Want to know what the rest of your life is going to be like? Be forewarned about the bad things and the good things?
Would you trust a fortune teller to read your palm, check out your lifeline, and tell you how many years you have left?
Well, a California company, 23andMe could help you. Since we are made of cells and there are 23 pairs of chromosomes in every cell, this company's DNA testing can give an ordinary person (like you and me) a window into their DNA.
23andMe was founded five years ago by two women, Anne Wojcicki, and Linda Avery, who have top-drawer credits and years of experience in the field of genetic testing. Their company's DNA test kit was named "Invention of the Year" by Time Magazine in 2008.
Right now Avery is working specifically on Alzheimer's. Anne Wojcicki runs the company now. She was married, is now divorced from Sergey Brin, the co-founder of Google, whose Mother has Parkinson's. It's not surprising that Google invested $3,900,000 in the company.
Yes, there are other companies that do DNA testing, but none offer to get your results in eight weeks, for a $199 fee that includes a conference with a doctor. Others charge between $1000 and $5000 for a DNA report that your doctor must explain to you.
One can't help wondering about the hugely advertised diseases. Whenever you turn on your television, you're bombarded with fearful things.
23andMe reports telltale markers for 10 diseases. Anyone who buys the $199 the DNA test kit which tests ancestry as well as health, will automatically learn about their potential for:
Parkinson’s disease, nervous system disorder, impacts movement.
Late-onset Alzheimer's progressive brain disorder, destroys memory & thinking skills.
Celiac disease: inability to digest gluten.
Alpha-1 antitrypsin deficiency, raises risk of lung & liver disease.
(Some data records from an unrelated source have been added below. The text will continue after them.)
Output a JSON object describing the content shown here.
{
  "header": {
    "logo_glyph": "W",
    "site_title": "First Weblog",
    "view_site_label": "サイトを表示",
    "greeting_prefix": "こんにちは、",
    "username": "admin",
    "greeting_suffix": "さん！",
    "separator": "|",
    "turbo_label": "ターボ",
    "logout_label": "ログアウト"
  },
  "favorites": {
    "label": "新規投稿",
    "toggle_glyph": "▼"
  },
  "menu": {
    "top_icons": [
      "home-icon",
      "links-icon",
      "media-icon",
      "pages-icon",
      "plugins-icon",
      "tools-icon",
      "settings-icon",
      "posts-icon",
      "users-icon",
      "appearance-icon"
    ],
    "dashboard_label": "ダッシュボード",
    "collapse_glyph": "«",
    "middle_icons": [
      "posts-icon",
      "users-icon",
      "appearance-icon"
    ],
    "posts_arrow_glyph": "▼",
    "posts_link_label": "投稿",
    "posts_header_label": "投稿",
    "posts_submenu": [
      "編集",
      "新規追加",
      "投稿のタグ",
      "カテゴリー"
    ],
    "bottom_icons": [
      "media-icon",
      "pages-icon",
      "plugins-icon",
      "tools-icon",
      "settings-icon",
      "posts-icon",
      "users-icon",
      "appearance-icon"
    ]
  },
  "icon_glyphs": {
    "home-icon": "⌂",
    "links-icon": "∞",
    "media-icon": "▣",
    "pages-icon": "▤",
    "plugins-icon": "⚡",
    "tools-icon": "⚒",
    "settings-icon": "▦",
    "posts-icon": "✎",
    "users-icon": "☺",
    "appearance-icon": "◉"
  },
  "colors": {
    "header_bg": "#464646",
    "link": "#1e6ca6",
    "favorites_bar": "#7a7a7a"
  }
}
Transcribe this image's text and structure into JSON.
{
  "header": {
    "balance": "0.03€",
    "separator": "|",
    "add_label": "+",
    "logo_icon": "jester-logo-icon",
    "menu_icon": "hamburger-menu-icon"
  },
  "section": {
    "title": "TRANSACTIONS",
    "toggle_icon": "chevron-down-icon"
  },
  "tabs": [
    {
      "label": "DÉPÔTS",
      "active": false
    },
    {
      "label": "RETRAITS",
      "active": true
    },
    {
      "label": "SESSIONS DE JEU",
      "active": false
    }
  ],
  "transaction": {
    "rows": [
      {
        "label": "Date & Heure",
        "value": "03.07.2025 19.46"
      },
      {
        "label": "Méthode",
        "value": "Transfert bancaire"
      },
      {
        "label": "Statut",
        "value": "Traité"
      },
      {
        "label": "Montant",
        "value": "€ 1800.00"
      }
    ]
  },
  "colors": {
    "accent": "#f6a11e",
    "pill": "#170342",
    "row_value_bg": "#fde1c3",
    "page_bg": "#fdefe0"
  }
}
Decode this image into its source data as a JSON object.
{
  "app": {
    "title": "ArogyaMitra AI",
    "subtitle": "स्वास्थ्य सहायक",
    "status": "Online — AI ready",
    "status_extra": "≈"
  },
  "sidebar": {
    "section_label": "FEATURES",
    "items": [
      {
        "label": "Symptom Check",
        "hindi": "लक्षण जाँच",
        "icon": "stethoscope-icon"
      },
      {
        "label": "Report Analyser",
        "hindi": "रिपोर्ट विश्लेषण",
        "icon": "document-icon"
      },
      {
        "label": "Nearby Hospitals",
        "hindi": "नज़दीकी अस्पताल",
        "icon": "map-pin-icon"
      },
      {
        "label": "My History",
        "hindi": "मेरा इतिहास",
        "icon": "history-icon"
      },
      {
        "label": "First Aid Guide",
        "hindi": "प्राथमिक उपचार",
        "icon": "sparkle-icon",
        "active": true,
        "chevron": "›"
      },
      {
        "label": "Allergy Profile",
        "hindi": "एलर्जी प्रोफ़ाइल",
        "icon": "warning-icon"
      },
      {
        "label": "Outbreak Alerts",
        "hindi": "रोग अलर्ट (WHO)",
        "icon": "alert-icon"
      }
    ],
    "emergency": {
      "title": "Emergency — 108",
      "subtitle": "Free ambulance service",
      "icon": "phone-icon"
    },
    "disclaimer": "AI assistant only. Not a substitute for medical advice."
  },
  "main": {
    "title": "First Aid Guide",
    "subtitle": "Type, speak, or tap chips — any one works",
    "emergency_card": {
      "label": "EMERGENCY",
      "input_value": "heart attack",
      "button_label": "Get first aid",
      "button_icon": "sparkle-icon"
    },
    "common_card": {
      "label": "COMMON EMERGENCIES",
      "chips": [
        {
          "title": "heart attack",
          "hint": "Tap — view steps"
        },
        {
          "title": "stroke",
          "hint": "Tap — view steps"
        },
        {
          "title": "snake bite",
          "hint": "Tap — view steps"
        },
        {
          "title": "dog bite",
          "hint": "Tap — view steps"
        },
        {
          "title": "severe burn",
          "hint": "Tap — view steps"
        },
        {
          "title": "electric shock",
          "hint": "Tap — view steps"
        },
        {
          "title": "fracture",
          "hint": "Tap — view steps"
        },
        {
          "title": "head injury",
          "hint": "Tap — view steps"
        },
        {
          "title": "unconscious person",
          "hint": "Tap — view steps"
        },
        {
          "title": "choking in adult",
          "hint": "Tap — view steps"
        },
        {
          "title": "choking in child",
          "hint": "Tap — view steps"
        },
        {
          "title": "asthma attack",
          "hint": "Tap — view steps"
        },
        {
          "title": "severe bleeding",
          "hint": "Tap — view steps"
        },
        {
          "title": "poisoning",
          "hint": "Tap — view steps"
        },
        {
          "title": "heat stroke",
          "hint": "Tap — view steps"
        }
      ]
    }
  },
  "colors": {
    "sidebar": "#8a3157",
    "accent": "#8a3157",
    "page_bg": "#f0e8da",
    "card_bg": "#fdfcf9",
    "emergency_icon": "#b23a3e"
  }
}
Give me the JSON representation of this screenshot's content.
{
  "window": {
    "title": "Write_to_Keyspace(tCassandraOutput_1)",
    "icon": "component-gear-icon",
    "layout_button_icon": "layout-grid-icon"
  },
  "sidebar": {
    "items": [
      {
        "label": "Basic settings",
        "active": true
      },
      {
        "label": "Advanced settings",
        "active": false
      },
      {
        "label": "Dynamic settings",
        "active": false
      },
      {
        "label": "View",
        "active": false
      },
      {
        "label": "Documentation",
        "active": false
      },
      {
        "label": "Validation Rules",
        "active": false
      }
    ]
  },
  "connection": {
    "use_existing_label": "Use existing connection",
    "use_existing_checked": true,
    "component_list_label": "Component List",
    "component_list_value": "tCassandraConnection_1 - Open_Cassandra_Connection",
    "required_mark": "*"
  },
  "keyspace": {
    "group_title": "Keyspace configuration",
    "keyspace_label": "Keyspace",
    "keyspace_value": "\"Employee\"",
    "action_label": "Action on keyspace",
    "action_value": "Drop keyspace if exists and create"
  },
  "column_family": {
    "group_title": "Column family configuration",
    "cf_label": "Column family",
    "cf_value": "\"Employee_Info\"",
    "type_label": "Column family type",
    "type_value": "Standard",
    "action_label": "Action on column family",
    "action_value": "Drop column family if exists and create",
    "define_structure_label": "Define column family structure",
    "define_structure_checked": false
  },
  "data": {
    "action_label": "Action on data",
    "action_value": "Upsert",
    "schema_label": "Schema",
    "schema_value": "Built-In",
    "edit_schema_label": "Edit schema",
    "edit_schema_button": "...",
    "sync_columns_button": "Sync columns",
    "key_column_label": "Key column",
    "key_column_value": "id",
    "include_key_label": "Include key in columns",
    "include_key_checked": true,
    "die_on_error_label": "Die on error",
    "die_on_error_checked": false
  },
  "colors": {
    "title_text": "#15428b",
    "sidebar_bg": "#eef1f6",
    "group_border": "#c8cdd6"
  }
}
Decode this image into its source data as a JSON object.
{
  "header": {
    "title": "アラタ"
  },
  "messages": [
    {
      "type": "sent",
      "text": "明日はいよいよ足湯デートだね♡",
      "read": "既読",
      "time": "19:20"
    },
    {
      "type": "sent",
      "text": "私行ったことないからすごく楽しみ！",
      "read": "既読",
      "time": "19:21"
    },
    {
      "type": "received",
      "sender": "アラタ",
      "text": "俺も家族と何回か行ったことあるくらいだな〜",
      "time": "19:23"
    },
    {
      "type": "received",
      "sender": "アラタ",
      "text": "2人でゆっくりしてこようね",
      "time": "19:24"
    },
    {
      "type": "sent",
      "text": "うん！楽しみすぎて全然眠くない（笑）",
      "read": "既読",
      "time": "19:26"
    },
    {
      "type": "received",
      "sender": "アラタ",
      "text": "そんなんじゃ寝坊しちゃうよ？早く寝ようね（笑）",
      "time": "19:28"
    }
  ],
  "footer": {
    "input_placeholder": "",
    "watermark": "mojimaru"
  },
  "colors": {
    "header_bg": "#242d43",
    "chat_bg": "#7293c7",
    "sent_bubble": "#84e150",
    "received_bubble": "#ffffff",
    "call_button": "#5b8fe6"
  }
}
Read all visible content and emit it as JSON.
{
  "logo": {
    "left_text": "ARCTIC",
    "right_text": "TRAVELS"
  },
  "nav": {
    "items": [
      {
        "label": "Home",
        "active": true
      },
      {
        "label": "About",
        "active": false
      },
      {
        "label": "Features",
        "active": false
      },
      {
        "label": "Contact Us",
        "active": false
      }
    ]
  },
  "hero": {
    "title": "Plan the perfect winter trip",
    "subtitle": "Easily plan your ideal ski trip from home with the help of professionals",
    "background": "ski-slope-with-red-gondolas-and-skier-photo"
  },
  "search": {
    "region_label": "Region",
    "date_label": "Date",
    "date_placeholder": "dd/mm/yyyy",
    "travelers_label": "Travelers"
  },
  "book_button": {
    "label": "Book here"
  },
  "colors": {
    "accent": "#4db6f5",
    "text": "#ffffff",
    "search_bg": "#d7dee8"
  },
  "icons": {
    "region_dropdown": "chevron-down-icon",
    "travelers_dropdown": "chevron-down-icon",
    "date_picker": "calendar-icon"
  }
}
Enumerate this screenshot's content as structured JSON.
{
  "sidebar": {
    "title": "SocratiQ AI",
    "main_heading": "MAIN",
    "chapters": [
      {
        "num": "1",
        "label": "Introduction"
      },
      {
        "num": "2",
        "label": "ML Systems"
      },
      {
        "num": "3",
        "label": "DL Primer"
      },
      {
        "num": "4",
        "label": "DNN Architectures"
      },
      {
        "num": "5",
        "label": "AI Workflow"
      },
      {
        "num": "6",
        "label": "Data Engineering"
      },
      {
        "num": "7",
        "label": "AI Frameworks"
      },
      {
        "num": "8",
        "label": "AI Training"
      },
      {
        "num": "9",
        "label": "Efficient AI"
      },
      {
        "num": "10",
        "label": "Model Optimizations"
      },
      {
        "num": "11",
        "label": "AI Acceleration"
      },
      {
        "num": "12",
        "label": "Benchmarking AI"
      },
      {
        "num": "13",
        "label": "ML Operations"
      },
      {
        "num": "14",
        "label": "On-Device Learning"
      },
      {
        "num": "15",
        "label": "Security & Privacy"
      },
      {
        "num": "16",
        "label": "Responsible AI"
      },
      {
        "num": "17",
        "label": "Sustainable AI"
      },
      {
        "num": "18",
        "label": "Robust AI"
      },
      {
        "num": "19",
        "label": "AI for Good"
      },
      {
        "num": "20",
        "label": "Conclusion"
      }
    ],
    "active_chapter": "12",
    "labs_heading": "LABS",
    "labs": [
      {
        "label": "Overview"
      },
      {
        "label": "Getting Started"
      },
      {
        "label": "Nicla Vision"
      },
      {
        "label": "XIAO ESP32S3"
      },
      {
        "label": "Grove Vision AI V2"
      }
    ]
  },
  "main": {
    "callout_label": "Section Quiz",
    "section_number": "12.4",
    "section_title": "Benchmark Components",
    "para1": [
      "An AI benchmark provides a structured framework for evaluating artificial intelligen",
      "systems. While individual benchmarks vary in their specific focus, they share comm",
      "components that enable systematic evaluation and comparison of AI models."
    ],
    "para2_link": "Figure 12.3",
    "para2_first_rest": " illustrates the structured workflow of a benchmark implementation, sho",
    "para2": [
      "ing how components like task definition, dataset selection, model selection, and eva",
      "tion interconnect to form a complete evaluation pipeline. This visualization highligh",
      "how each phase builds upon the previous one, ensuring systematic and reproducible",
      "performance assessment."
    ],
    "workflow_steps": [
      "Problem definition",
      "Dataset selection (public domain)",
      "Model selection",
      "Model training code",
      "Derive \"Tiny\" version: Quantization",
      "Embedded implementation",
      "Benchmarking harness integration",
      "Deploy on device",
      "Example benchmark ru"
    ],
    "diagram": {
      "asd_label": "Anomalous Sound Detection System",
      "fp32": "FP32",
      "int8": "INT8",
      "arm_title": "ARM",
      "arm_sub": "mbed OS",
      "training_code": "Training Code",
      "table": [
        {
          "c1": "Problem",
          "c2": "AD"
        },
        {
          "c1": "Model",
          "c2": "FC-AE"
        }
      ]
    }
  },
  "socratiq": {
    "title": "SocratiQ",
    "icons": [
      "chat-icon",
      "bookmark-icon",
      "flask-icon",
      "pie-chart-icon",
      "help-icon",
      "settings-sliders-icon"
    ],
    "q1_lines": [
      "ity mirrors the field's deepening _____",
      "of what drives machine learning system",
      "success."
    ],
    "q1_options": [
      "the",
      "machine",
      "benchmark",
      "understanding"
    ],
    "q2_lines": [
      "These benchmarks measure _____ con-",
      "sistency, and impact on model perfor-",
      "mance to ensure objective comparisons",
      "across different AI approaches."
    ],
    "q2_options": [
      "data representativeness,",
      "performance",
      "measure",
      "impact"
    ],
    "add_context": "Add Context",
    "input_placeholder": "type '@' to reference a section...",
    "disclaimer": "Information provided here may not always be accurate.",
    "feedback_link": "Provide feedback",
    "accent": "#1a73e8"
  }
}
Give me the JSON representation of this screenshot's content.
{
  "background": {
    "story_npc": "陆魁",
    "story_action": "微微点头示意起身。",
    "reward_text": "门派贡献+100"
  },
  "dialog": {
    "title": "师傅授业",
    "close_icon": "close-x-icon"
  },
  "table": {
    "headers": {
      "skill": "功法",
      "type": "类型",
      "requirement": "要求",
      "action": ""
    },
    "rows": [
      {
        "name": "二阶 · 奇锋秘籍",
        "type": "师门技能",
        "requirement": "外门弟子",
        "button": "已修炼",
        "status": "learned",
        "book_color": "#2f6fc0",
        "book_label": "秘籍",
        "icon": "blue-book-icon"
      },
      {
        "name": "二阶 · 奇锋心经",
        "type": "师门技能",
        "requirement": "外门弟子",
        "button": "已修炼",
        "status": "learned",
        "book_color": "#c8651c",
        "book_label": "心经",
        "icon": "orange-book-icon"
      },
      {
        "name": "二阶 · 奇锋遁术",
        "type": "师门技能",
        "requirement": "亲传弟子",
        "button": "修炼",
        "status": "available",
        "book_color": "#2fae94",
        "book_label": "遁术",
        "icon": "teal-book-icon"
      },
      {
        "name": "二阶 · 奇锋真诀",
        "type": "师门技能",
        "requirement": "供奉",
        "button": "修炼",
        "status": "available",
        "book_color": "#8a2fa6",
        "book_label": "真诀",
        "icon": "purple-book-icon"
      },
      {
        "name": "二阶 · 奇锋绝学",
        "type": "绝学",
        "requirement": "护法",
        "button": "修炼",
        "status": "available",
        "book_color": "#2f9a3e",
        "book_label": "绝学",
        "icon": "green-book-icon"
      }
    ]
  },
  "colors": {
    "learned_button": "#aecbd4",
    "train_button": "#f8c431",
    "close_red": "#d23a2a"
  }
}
Early-onset primary dystonia, disorder creating uncontrolled muscle contractions.
Factor XI deficiency, blood-clotting disorder.
Gaucher disease type 1, an organ & tissue disorder.
Glucose-6-Phosphate Dehydrogenase deficiency, (aka G6PD), red blood cell condition.
Hereditary hemochromatosis, iron overload disorder; thrombophilia, blood-clot disorder.
The FDA (Food & Drug Administration) just recently suspended its ban on 23andMe. At present, it is the only company allowed to give out genetic disease reports to consumers without a doctor’s prescription. Current 23andMe customers in the U.S. will get these reports, but due to regulations, it is not happening for other customers in other countries.
So would you buy a DNA test kit from 23and Me?
Galavanting on the Internet, I've looked at videos and comments of medical people and ordinary folks with pro and con opinions about DNA testing. I read a blog by a guy who bought the 23andME testing kit and was on the verge suicide because of the bad news.
Are you thinking hmm...?
Would you rather keep floating along, dancing along the way you’re dancing, or would you at some point -- go ahead and find out where you’re heading? Me, I'll keep dancing. What about you?